On January 31, 2013, Best Buy Canada announced that it would begin to close various locations, including eight Future Shop locations effective immediately, as part of a "long-term transformational strategy to optimize the company's retail footprint across the country." The company also planned to target more resources toward its online retail operations to compete against other major vendors such as Amazon.com. These closures included locations in New Westminster, Nanaimo, Victoria, Langford, Surrey, Lachenaie, and Sherbrooke. On January 30, 2014, 950 employees of both chains were laid off. In 2014 and early 2015, other Future Shop locations were closed, including those in Boucherville, Greenfield Park, Montreal, Ottawa, Regina, Kingston, New Minas, and New Glasgow.

On March 28, 2015, Best Buy Canada announced that Future Shop would cease business effective immediately. 66 locations were permanently closed, and the remaining 65 locations were soft launched as Best Buy locations on April 4, 2015 (although still carrying Future Shop signage for the time being). In the months that followed, the locations were renovated to adopt Best Buy's branding and store format.

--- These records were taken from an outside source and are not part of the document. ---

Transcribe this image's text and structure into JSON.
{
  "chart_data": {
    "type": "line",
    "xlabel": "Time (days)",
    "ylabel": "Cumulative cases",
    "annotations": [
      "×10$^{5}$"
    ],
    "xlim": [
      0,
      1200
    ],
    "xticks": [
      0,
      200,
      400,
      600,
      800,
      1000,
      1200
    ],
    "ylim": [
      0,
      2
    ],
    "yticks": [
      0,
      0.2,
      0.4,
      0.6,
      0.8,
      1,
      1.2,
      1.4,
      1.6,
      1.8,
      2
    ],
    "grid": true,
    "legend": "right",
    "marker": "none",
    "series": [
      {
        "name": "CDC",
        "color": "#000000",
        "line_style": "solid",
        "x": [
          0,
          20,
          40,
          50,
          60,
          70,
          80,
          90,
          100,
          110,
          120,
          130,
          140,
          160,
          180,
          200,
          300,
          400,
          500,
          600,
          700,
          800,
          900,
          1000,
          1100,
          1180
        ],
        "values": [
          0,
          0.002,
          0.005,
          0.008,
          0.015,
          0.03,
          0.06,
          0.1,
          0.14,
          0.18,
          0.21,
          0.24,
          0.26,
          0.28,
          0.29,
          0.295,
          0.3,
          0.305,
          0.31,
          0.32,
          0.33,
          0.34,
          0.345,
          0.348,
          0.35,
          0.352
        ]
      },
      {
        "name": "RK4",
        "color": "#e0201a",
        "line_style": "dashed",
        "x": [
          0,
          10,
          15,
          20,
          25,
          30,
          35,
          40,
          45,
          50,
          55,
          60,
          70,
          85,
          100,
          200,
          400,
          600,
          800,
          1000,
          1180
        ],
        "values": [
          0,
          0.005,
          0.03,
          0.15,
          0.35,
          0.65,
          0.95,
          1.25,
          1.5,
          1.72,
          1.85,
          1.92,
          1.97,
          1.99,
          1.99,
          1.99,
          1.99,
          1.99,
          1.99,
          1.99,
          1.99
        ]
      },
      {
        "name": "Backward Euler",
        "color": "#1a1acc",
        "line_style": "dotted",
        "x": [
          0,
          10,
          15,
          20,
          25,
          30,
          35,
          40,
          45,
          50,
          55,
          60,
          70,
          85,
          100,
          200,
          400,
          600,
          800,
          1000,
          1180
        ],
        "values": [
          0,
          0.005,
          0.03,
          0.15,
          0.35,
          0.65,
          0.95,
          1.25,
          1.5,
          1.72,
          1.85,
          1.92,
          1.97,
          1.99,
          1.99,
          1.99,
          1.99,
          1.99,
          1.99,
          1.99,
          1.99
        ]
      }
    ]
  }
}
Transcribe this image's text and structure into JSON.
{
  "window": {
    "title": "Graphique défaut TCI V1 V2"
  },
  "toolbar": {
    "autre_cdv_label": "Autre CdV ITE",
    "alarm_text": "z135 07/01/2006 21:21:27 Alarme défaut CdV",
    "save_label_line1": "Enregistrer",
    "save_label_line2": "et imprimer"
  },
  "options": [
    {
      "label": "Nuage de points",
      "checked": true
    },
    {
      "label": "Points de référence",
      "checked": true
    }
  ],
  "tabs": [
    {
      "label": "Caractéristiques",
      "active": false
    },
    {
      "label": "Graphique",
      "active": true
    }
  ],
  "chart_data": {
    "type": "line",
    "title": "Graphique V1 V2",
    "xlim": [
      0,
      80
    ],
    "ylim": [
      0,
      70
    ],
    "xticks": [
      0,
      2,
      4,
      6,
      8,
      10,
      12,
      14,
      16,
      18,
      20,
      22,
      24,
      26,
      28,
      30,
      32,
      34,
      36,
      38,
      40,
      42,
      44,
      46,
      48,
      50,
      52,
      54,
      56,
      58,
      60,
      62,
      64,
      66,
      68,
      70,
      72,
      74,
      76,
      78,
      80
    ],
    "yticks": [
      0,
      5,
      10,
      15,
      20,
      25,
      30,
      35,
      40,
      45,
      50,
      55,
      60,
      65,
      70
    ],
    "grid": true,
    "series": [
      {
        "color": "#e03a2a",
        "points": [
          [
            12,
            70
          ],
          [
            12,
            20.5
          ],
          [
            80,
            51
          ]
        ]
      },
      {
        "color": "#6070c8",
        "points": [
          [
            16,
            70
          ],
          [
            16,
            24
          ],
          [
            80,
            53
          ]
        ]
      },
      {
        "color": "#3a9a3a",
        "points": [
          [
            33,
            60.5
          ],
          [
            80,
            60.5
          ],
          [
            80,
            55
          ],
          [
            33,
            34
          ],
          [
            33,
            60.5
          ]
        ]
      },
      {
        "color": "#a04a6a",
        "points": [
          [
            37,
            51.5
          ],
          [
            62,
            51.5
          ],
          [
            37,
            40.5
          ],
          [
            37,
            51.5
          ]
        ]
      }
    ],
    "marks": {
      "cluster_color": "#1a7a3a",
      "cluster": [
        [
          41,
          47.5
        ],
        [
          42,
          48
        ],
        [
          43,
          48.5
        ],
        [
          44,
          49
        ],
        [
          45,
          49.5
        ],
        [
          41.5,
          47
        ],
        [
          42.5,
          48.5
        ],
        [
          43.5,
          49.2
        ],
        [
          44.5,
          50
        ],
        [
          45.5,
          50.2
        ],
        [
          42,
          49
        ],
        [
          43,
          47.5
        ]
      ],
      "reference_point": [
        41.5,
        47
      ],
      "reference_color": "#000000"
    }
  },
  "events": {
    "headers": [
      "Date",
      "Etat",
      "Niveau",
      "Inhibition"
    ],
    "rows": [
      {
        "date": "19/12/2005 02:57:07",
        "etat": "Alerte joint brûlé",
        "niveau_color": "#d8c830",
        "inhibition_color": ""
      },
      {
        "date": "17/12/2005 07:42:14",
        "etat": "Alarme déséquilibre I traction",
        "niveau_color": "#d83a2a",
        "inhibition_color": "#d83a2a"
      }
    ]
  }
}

Best Buy stated that these closures and re-brandings were intended to reduce redundancy, as the closed stores were located within close proximity of a Best Buy. The closures affected 1,000 part-time and 500 full-time jobs. In turn, Best Buy Canada announced that it would invest at least $200 million over the next two years to increase staffing and add home appliance departments to all stores. Canadian Best Buy locations will honour Future Shop warranties and gift cards.